Complementary Medicine & Evidence Based Statistics

The main selling point for complementary medicine is the absence of side-effect associated with conventional medicines. Conventional medicine, has developed rapidly, over the past few decades, and has set a standard proving the efffectiveness of a new medicine on the market. Complementary medicine, based on herbal knowledge gained by nature centric cultures around the world seemed to have survived simply through trust based prescriptions. Complementary medicinal approaches have faced the challenge of lacking a formal statistical evidence based approval process necessary for mass market acceptance.

Ayurveda is a herbal based medical system practiced for over 5000 years across the aggrarian sections of the Indian society. A sound classification system and sets of well written herbal extraction and administration manual has enabled it to be easily adopted by modern university system of education to train technicians and physicians. Easy availability of herbs and ready availability of technicians has brought attention of this system of medicine outside India. But it also had lacked an formal statistical evidence based process for proving its efficacy.

Double blind studies are widely accepted by modern drug industry as the evidence for the efficacy of a medicine being newly introduced to the public. Placebo "pills" and a "random process" for selecting patients receiving the administrations from a sample of prospective participants in the study are the two key aspects of a double bind study.  A simple process appears to have been discovered that can not only statistically quantify the effectiveness of ayurvedic medicines. This process appears to be novel in the sense that it has figured out an an ayurvedic equivalent of a "placebo pill". Traditional administration of ayurvedic medicines do not involve a "pill" as in conventional medicine. The process also has created a way to understand the effectiveness of the ayurvedic administration in comparison with the conventional medicine equivalent.
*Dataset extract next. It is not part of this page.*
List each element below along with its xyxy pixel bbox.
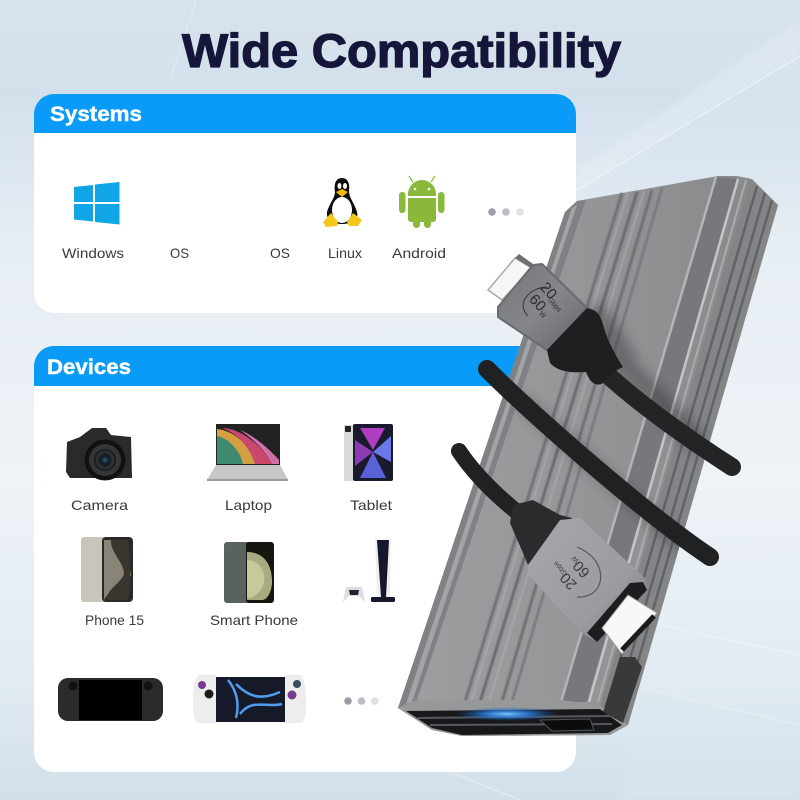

The nine-month treatment and evaluation period had three groups with about 15 patients each, who were treated with the focus on rheumatoid arthritis. While one group was given only Ayurvedic medicines along with a placebo of allopathic medicine, another group was administered only allopathic medicines with placebos of Ayurvedic medicines and the third group was given a combination of Ayurveda and allopathic medicines. The study ran over a period of 3 years appears to have cost about US $300,000. This is an important step in bringing age old medicines from the nature's closet into the main stream medicine market. The economic opportunities are bound to increase the industry's respect for preserving global plant diversity!